A Pine Bluff man convicted of drug and weapons charges in 2019 failed to convince the Arkansas Court of Appeals that his convictions should be dismissed because prosecutors failed to prove he was in possession of the weapon or drugs.

The court said in a ruling released Wednesday there was “substantial evidence” supporting the conviction.

Dertarvious Cain, now 21, was arrested in 2018 when former Pine Bluff Police Officer Tamica Oswalt, who was assigned to the Violent Crimes Unit, stopped a vehicle driven by Cain after seeing it run a red light. The vehicle also had a broken headlight.

At Cain’s trial in 2019, Oswalt testified that Cain had no proof of insurance and the intermediate certificate he provided showed that he was not allowed to drive without a licensed driver. He was alone in the vehicle at the time. She also testified that Cain told her the vehicle was not his, and said it belonged to his friend’s mother. After speaking to someone they believed to be the vehicle’s owner, officers had the car towed because they could not establish the ownership with certainty.

She also said Cain was acting extremely nervous and apprehensive and told the officers he did not want them in the car.

Appeals Court Judge Meredith B. Switzer said in the ruling that Oswalt conducted an inventory search of the car to check for anything of value before the wrecker arrived and document it. When Oswalt bent down with her flashlight and entered the car, she was able to see a gun, and Cain was handcuffed.

Oswalt testified that a pistol with an extended magazine was underneath the driver’s seat. The gun was loaded, and the extended magazine could hold 30 rounds. She also found a bag under the driver’s seat “in the middle of the long bench seat where the bars connect.” The bag contained small, individually wrapped items Oswalt believed to be crack cocaine. A backpack in the floorboard of the back seat contained several ounces of marijuana in a sealed vacuum container.

On cross examination, Oswalt testified that she did not think any of the items in the vehicle belonged to Cain, but the arrest was based on the fact that he was driving the car and in possession of it when the items were found during the inventory search.

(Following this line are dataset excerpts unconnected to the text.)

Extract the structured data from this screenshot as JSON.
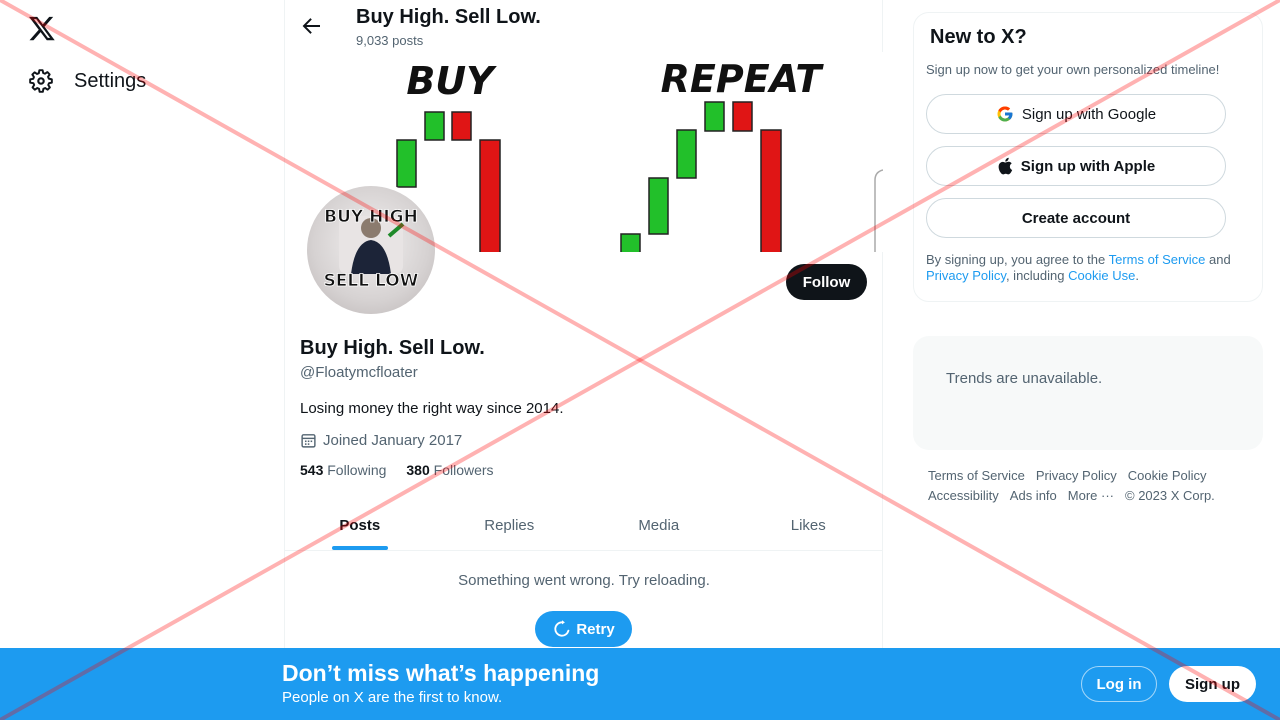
{
  "nav": {
    "settings_label": "Settings"
  },
  "header": {
    "title": "Buy High. Sell Low.",
    "post_count": "9,033 posts"
  },
  "banner": {
    "left_word": "BUY",
    "right_word": "REPEAT"
  },
  "avatar": {
    "line1": "BUY HIGH",
    "line2": "SELL LOW"
  },
  "profile": {
    "follow_label": "Follow",
    "name": "Buy High. Sell Low.",
    "handle": "@Floatymcfloater",
    "bio": "Losing money the right way since 2014.",
    "joined": "Joined January 2017",
    "following_count": "543",
    "following_label": "Following",
    "followers_count": "380",
    "followers_label": "Followers"
  },
  "tabs": [
    "Posts",
    "Replies",
    "Media",
    "Likes"
  ],
  "feed": {
    "error": "Something went wrong. Try reloading.",
    "retry_label": "Retry"
  },
  "signup_panel": {
    "title": "New to X?",
    "subtitle": "Sign up now to get your own personalized timeline!",
    "google_label": "Sign up with Google",
    "apple_label": "Sign up with Apple",
    "create_label": "Create account",
    "legal_prefix": "By signing up, you agree to the ",
    "terms_link": "Terms of Service",
    "legal_and": " and ",
    "privacy_link": "Privacy Policy",
    "legal_including": ", including ",
    "cookie_link": "Cookie Use",
    "legal_end": "."
  },
  "trends": {
    "text": "Trends are unavailable."
  },
  "footer": {
    "terms": "Terms of Service",
    "privacy": "Privacy Policy",
    "cookie": "Cookie Policy",
    "accessibility": "Accessibility",
    "ads": "Ads info",
    "more": "More ···",
    "copyright": "© 2023 X Corp."
  },
  "bottom_bar": {
    "title": "Don’t miss what’s happening",
    "subtitle": "People on X are the first to know.",
    "login_label": "Log in",
    "signup_label": "Sign up"
  },
  "colors": {
    "accent": "#1d9bf0",
    "text": "#0f1419",
    "muted": "#536471",
    "candle_green": "#22c02a",
    "candle_red": "#e01515",
    "overlay_red": "#ff0000"
  }
}
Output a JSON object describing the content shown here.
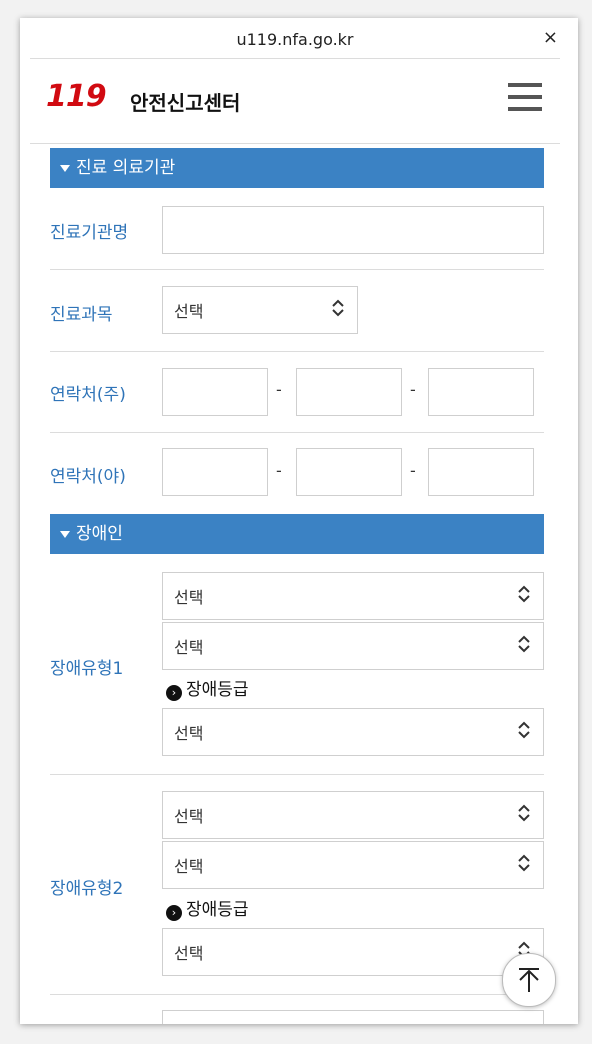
{
  "browser": {
    "url": "u119.nfa.go.kr",
    "close_label": "×"
  },
  "header": {
    "logo_mark": "119",
    "logo_text": "안전신고센터"
  },
  "section_medical": {
    "title": "진료 의료기관",
    "fields": {
      "institution_label": "진료기관명",
      "subject_label": "진료과목",
      "subject_value": "선택",
      "phone_day_label": "연락처(주)",
      "phone_night_label": "연락처(야)",
      "dash": "-"
    }
  },
  "section_disability": {
    "title": "장애인",
    "type1": {
      "label": "장애유형1",
      "select1": "선택",
      "select2": "선택",
      "grade_label": "장애등급",
      "grade_select": "선택"
    },
    "type2": {
      "label": "장애유형2",
      "select1": "선택",
      "select2": "선택",
      "grade_label": "장애등급",
      "grade_select": "선택"
    }
  },
  "icons": {
    "grade": "chevron-right-circle-icon",
    "scroll_top": "arrow-up-icon",
    "menu": "hamburger-icon"
  }
}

After prosecutors completed their case, an attorney for Cain moved to dismiss the charges, arguing that the marijuana was found in the backpack in the back seat, it had no ties to Cain, and was located near other items containing identification related to other individuals, and there was no substantial proof that Cain knew about any of the contraband. Circuit Judge Rob Wyatt agreed to a motion to dismiss one count of possession of drug paraphernalia but denied a motion seeking to dismiss the gun and drug allegations.

Writing for the court, Switzer said when a single occupant is in a car owned by another person, prosecutors needed only to prove constructive possession, that is, contraband that is found in a place immediately and exclusively accessible to the accused and subject to his or her control.

In this case, Oswalt testified that the gun was found under the driver’s seat with the bag of small individually wrapped items that were later determined to be crack cocaine. The marijuana was found in the floorboard of the back seat behind the passenger seat. All the items were found in places immediately and exclusively accessible to Cain.

There was also testimony that Cain was extremely nervous, did not want the officers searching the car, and described the person he borrowed the car from as “his home boy” and “kind of shady.”